I’ve been pretty wonderful overall. It’s not that I have all the things I’ve ever wanted, but everything in my life up to this point has happened exactly as it should have. Regret is gradually slipping away. If given the chance, I’m not sure if I would take back anything. I’m still young, so who knows. Still, I firmly believe all aspects of my life have value and can be used to create something good, to make my dreams possible. I wish I could explain this better because I honestly haven’t felt this great in a long, long time. And I wouldn’t say I’ve actually changed or anything. I’m most definitely the same person. Then why do I feel better? I wish I could fit this into words.. writing is not my talent. I don’t think I can come up with a way to talk about regaining my hope and faith without sounding corny! 

Spending my days painting and reading makes me happy. Started The Wind-Up Bird Chronicle recently and I’m also in the middle of a Frida Kahlo biography. Reading really helps to keep my mind off those negative thinking patterns. Isn’t that lovely? Thank goodness for the library! I’m also working on my second submission for the book cover contest. Even if my design doesn’t get chosen, I’m glad I’m making more of an effort to ignore my insecurities and put myself out there. Besides, being inspired (even with a little sleep-deprivation) and making art - that itself is a great feeling. 

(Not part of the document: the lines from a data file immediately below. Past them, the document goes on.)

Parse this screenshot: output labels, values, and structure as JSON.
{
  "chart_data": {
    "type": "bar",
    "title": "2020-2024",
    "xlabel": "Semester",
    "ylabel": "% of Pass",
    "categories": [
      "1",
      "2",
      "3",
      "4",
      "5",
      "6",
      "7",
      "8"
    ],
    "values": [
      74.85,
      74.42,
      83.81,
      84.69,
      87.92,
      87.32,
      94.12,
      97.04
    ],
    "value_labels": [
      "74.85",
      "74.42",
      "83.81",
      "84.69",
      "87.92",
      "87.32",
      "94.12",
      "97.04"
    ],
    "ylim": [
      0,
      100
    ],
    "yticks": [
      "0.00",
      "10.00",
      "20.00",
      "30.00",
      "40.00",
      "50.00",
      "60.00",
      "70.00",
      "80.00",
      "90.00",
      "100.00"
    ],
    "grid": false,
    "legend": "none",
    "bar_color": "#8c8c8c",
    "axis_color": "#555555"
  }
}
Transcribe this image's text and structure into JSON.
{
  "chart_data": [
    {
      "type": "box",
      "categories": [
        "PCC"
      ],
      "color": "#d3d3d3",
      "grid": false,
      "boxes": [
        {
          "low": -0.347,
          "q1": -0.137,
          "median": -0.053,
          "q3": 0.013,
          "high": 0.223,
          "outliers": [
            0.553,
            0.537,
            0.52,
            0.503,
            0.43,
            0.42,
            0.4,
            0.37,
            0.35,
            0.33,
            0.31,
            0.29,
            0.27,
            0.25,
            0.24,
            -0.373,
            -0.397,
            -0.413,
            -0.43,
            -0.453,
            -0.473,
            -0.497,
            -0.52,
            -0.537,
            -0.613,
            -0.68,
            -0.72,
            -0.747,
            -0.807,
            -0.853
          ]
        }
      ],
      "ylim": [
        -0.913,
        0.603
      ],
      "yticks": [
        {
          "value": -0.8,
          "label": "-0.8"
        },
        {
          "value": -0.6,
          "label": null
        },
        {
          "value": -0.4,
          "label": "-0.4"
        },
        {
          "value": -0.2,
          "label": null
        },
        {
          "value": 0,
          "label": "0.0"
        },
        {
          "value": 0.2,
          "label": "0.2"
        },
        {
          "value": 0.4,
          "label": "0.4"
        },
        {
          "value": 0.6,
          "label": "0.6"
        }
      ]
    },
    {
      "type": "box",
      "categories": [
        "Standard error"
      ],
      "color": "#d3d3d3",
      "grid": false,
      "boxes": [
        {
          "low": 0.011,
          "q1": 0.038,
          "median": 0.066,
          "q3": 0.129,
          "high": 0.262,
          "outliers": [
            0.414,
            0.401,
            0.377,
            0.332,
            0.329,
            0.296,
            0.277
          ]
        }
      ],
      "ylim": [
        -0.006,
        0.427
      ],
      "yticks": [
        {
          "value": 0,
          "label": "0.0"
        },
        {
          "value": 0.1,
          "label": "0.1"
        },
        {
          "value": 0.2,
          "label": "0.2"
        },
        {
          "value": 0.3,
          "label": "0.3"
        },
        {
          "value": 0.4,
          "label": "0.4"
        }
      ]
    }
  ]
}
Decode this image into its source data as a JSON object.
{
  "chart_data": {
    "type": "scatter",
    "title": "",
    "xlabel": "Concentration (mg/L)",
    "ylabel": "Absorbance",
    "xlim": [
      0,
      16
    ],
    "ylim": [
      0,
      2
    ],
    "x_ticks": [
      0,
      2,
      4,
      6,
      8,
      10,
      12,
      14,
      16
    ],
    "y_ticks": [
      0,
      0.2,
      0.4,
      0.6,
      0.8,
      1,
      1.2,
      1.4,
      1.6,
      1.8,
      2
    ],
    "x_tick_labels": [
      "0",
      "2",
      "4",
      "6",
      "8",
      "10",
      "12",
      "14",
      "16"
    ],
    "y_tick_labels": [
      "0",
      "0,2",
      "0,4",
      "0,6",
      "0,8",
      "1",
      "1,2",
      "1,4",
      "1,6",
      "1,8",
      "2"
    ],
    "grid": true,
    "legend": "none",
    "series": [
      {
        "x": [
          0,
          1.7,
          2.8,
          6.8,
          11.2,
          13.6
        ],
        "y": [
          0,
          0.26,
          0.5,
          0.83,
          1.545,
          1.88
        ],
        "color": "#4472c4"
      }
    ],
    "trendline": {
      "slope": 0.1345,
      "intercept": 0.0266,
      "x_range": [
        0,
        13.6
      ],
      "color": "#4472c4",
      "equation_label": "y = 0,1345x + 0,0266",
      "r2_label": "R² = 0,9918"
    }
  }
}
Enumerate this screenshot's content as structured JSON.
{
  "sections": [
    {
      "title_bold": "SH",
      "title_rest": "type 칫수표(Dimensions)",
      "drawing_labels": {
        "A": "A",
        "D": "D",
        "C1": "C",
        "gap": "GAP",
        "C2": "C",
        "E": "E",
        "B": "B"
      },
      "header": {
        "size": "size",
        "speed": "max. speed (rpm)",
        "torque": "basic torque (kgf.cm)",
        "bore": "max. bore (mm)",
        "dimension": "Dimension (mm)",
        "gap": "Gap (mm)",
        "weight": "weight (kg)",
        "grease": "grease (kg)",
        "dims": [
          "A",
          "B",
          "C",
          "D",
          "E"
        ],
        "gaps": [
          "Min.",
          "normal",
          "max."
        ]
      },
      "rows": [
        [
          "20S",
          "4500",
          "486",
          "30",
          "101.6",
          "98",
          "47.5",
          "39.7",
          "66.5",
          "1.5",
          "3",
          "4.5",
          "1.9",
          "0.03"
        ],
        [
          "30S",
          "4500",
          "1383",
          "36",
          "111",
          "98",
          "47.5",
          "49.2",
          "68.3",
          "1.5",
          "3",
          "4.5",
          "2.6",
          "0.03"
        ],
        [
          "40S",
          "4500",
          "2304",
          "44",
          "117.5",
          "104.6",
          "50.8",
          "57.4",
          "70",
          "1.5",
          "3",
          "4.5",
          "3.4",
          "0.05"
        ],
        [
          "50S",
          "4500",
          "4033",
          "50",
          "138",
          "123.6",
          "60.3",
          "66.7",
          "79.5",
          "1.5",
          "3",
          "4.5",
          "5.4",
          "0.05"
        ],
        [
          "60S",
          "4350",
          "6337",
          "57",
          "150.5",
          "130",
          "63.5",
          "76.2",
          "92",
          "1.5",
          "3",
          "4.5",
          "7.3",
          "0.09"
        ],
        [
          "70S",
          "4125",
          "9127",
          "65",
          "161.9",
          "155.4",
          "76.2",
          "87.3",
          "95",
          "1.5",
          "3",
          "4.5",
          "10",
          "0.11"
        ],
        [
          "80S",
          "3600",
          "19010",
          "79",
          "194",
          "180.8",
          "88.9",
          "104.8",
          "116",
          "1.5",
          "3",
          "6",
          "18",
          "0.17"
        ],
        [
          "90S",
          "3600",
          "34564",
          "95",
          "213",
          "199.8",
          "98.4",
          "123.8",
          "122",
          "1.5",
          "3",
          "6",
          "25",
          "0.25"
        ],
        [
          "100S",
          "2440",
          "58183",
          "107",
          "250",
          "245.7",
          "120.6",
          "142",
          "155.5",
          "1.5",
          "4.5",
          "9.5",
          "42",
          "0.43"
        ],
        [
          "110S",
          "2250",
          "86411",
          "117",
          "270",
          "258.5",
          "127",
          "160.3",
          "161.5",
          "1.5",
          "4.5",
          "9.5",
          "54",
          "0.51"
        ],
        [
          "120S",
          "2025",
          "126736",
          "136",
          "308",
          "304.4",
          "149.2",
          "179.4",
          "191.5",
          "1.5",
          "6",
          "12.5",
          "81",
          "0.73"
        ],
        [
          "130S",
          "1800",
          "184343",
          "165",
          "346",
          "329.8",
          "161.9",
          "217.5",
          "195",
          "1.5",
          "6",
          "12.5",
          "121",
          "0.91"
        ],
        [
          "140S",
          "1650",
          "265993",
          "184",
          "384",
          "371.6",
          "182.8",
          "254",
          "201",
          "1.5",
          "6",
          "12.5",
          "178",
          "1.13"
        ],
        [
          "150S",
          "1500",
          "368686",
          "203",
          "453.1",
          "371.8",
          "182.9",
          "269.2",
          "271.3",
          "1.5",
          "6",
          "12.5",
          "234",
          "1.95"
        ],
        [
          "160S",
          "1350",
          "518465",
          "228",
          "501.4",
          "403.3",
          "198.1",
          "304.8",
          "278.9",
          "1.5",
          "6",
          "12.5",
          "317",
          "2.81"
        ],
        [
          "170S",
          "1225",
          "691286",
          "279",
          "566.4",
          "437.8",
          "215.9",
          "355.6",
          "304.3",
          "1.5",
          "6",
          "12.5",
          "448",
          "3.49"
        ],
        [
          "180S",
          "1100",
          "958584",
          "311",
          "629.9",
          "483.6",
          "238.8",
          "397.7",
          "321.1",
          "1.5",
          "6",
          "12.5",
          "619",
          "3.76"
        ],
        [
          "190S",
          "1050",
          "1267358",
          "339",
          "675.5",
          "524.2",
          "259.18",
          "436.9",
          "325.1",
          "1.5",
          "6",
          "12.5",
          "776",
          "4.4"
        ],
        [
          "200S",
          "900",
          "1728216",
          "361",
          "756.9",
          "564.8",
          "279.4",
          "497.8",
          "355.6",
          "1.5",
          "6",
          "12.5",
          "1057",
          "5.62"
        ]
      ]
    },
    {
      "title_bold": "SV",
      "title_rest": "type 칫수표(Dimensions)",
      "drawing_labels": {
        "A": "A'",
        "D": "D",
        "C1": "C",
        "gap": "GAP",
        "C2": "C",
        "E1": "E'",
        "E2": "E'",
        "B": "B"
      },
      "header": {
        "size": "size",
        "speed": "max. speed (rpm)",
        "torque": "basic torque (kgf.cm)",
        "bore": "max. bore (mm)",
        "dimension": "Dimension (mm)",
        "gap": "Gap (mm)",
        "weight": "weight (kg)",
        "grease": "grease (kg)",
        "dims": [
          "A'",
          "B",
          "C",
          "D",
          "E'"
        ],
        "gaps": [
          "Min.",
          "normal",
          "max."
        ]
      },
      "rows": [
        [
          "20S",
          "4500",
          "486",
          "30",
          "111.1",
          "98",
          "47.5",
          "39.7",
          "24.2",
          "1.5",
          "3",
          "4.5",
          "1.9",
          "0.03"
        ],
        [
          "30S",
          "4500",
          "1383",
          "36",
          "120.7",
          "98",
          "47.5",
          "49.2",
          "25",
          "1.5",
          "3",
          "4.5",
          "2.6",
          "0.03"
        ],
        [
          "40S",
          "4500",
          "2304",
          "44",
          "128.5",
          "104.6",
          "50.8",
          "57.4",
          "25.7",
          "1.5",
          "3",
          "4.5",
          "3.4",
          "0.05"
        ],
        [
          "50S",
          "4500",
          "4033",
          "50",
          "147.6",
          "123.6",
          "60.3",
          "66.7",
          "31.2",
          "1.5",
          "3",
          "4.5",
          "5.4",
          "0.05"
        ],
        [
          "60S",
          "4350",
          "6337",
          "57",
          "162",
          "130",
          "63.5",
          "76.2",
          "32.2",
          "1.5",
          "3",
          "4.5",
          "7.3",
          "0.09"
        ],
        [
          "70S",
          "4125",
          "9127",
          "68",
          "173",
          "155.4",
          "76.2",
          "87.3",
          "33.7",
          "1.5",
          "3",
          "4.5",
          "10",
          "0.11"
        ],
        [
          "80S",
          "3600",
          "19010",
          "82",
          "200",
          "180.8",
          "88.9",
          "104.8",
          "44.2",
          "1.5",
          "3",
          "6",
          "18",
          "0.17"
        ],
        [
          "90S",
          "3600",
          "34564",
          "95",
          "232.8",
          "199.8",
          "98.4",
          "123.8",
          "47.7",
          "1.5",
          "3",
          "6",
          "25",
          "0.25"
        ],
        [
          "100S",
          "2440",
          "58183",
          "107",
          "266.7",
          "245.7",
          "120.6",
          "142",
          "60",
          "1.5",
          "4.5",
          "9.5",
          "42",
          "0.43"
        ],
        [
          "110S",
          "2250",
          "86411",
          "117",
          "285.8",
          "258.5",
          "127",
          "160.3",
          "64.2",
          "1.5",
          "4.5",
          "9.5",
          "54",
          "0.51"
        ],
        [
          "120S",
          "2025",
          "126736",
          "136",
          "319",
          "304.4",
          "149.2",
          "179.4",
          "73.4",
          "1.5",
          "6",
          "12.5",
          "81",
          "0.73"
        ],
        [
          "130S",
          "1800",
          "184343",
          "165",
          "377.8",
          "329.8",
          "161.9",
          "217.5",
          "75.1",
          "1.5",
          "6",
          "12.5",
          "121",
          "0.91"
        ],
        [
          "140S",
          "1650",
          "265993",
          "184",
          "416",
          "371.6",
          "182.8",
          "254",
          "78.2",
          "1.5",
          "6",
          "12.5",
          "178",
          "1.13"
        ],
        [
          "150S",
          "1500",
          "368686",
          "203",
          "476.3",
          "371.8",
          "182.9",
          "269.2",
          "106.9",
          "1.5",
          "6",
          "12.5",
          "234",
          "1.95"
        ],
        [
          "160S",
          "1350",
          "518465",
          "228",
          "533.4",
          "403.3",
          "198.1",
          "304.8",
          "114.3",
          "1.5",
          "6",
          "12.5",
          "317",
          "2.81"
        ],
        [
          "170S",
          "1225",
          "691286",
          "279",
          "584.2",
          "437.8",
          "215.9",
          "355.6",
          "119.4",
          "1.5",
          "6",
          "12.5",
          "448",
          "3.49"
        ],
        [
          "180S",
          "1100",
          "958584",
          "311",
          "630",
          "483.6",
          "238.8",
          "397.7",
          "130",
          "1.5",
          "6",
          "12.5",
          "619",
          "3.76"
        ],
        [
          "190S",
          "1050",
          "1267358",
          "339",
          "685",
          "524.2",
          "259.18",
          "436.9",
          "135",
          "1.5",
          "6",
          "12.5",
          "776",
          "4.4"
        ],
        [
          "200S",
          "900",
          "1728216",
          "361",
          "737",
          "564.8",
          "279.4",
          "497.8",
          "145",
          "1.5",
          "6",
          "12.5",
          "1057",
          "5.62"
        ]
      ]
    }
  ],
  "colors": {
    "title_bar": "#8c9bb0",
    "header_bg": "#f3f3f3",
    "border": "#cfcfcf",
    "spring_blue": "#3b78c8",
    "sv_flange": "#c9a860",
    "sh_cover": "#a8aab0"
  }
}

The other day I talked to my friend from Vegas, turns out she’s doing really well. Going on adventures, feeling loved, loving others, making big changes - I’m proud of her and excited to see where her life heads. We haven’t known each other for that long; I met her last summer (not even a year!) in treatment - but we’ve shared a lot together despite the short amount of time and living in different cities. 

Ups, downs, instability and growing friendships..

Oh and I tried macarons for the first time this past week! My sister brought them home in a beautiful lavender box. The vanilla tasted perfect, much much better than I expected. I also had an Earl Grey macaron at Trisha’s house, which for some reason tasted like Fruit Loops (in a good way.)